Deadly supply meets desperate demand
Health care is scarce in the region, which has among the world’s highest incidence of malaria and where infectious diseases are one of the leading causes of death.
“This disparity between the supply of and demand for medical care is at least partly filled by medicines supplied from the illegal market to treat self-diagnosed diseases or symptoms,” the report says, explaining that street markets and unauthorized sellers, especially in rural or conflict-affected areas, are sometimes the only sources of medicines and pharmaceutical products.
Fake treatments with fatal results
The study shows that the cost of the illegal medicine trade is high, in terms of health care and human lives.
Fake or substandard antimalarial medicines kill as many as 267,000 sub-Saharan Africans every year. Nearly 170,000 sub-Saharan African children die every year from unauthorized antibiotics used to treat severe pneumonia.
Caring for people who have used falsified or substandard medical products for malaria treatment in sub-Saharan Africa costs up to $44.7 million every year, according to World Health Organization (WHO) estimates.
Motley trafficking
Corruption is one of the main reasons that the trade is allowed to flourish.
About 40 per cent of substandard and falsified medical products reported in Sahelian countries between 2013 and 2021 land in the regulated supply chain, the report showed. Products diverted from the legal supply chain typically come from such exporting nations as Belgium, China, France, and India. Some end up on pharmacy shelves.
The perpetrators are employees of pharmaceutical companies, public officials, law enforcement officers, health agency workers and street vendors, all motivated by potential financial gain, the report found.
Traffickers are finding ever more sophisticated routes, from working with pharmacists to taking their crimes online, according to a UNODC research brief on the issue.
While terrorist groups and non-State armed groups are commonly associated with trafficking in medical products in the Sahel, this mainly revolves around consuming medicines or levying “taxes” on shipments in areas under their control.
Snip supply, meet demand
Efforts are under way to adopt a regional approach to the problem, involving every nation in the region. For example, all Sahel countries except Mauritania have ratified a treaty to establish an African medicines agency, and the African Medicines Regulatory Harmonization initiative, launched by the African Union in 2009, aims at improving access to safe, affordable medicine.
All the Sahel countries have legal provisions in place relating to trafficking in medical products, but some laws are outdated, UNODC findings showed. The agency recommended, among other things, revised legislation alongside enhanced coordination among stakeholders.
States taking action
Law enforcement and judicial efforts that safeguard the legal supply chain should be a priority, said UNODC, pointing to the seizure of some 605 tonnes of fake medicines between 2017 to 2021 by authorities in the region.

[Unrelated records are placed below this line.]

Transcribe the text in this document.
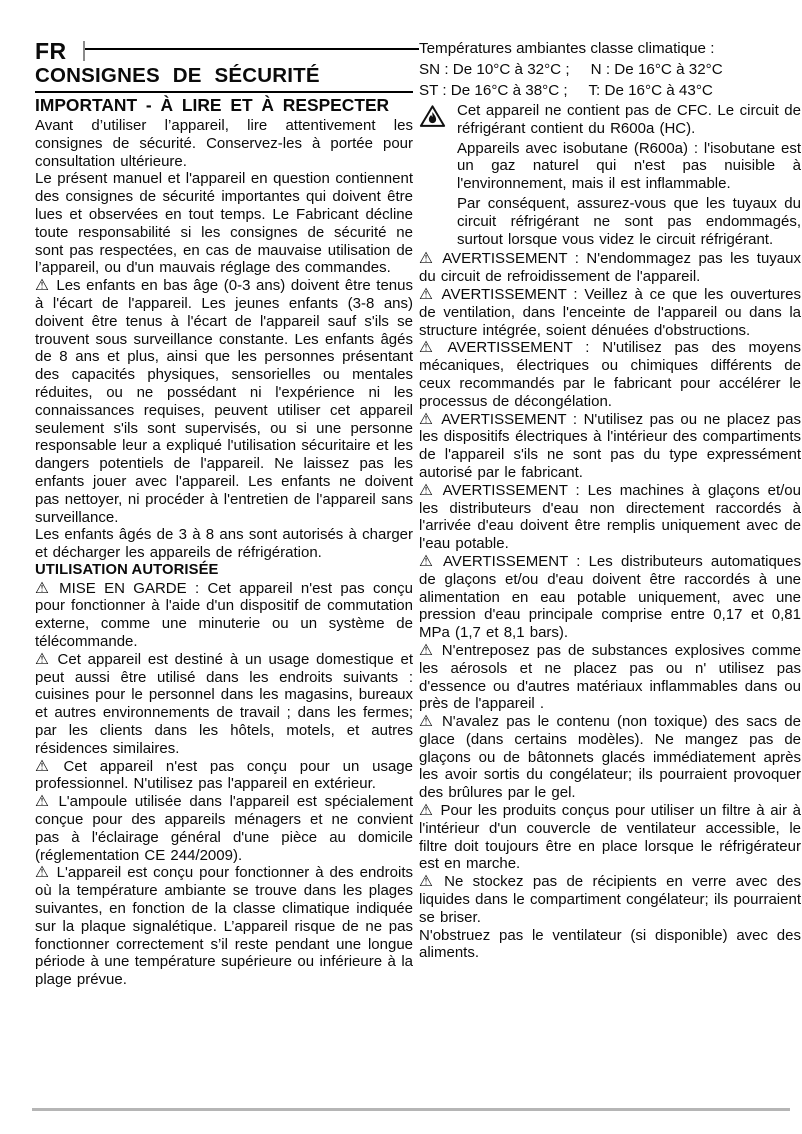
FR
CONSIGNES DE SÉCURITÉ
IMPORTANT - À LIRE ET À RESPECTER

Avant d’utiliser l’appareil, lire attentivement les consignes de sécurité. Conservez-les à portée pour consultation ultérieure.

Le présent manuel et l'appareil en question contiennent des consignes de sécurité importantes qui doivent être lues et observées en tout temps. Le Fabricant décline toute responsabilité si les consignes de sécurité ne sont pas respectées, en cas de mauvaise utilisation de l’appareil, ou d'un mauvais réglage des commandes.

⚠ Les enfants en bas âge (0-3 ans) doivent être tenus à l'écart de l'appareil. Les jeunes enfants (3-8 ans) doivent être tenus à l'écart de l'appareil sauf s'ils se trouvent sous surveillance constante. Les enfants âgés de 8 ans et plus, ainsi que les personnes présentant des capacités physiques, sensorielles ou mentales réduites, ou ne possédant ni l'expérience ni les connaissances requises, peuvent utiliser cet appareil seulement s'ils sont supervisés, ou si une personne responsable leur a expliqué l'utilisation sécuritaire et les dangers potentiels de l'appareil. Ne laissez pas les enfants jouer avec l'appareil. Les enfants ne doivent pas nettoyer, ni procéder à l'entretien de l'appareil sans surveillance.

Les enfants âgés de 3 à 8 ans sont autorisés à charger et décharger les appareils de réfrigération.

UTILISATION AUTORISÉE

⚠ MISE EN GARDE : Cet appareil n'est pas conçu pour fonctionner à l'aide d'un dispositif de commutation externe, comme une minuterie ou un système de télécommande.

⚠ Cet appareil est destiné à un usage domestique et peut aussi être utilisé dans les endroits suivants : cuisines pour le personnel dans les magasins, bureaux et autres environnements de travail ; dans les fermes; par les clients dans les hôtels, motels, et autres résidences similaires.

⚠ Cet appareil n'est pas conçu pour un usage professionnel. N'utilisez pas l'appareil en extérieur.

⚠ L'ampoule utilisée dans l'appareil est spécialement conçue pour des appareils ménagers et ne convient pas à l'éclairage général d'une pièce au domicile (réglementation CE 244/2009).

⚠ L'appareil est conçu pour fonctionner à des endroits où la température ambiante se trouve dans les plages suivantes, en fonction de la classe climatique indiquée sur la plaque signalétique. L’appareil risque de ne pas fonctionner correctement s’il reste pendant une longue période à une température supérieure ou inférieure à la plage prévue.

Températures ambiantes classe climatique :

SN : De 10°C à 32°C ;     N : De 16°C à 32°C

ST : De 16°C à 38°C ;     T: De 16°C à 43°C

Cet appareil ne contient pas de CFC. Le circuit de réfrigérant contient du R600a (HC).

Appareils avec isobutane (R600a) : l'isobutane est un gaz naturel qui n'est pas nuisible à l'environnement, mais il est inflammable.

Par conséquent, assurez-vous que les tuyaux du circuit réfrigérant ne sont pas endommagés, surtout lorsque vous videz le circuit réfrigérant.

⚠ AVERTISSEMENT : N'endommagez pas les tuyaux du circuit de refroidissement de l'appareil.

⚠ AVERTISSEMENT : Veillez à ce que les ouvertures de ventilation, dans l'enceinte de l'appareil ou dans la structure intégrée, soient dénuées d'obstructions.

⚠ AVERTISSEMENT : N'utilisez pas des moyens mécaniques, électriques ou chimiques différents de ceux recommandés par le fabricant pour accélérer le processus de décongélation.

⚠ AVERTISSEMENT : N'utilisez pas ou ne placez pas les dispositifs électriques à l'intérieur des compartiments de l'appareil s'ils ne sont pas du type expressément autorisé par le fabricant.

⚠ AVERTISSEMENT : Les machines à glaçons et/ou les distributeurs d'eau non directement raccordés à l'arrivée d'eau doivent être remplis uniquement avec de l'eau potable.

⚠ AVERTISSEMENT : Les distributeurs automatiques de glaçons et/ou d'eau doivent être raccordés à une alimentation en eau potable uniquement, avec une pression d'eau principale comprise entre 0,17 et 0,81 MPa (1,7 et 8,1 bars).

⚠ N'entreposez pas de substances explosives comme les aérosols et ne placez pas ou n' utilisez pas d'essence ou d'autres matériaux inflammables dans ou près de l'appareil .

⚠ N'avalez pas le contenu (non toxique) des sacs de glace (dans certains modèles). Ne mangez pas de glaçons ou de bâtonnets glacés immédiatement après les avoir sortis du congélateur; ils pourraient provoquer des brûlures par le gel.

⚠ Pour les produits conçus pour utiliser un filtre à air à l'intérieur d'un couvercle de ventilateur accessible, le filtre doit toujours être en place lorsque le réfrigérateur est en marche.

⚠ Ne stockez pas de récipients en verre avec des liquides dans le compartiment congélateur; ils pourraient se briser.

N'obstruez pas le ventilateur (si disponible) avec des aliments.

Operation Pangea, for example, coordinated by UN partner INTERPOL in 90 countries, targeted online sales of pharmaceutical products. Results saw seizures of unauthorized antivirals rise by 18 per cent and unauthorized chloroquine, to treat malaria, by 100 per cent.
“Transnational organized crime groups take advantage of gaps in national regulation and oversight to peddle substandard and falsified medical products,” UNODC Executive Director Ghada Waly said. “We need to help countries increase cooperation to close gaps, build law enforcement and criminal justice capacity, and drive public awareness to keep people safe.”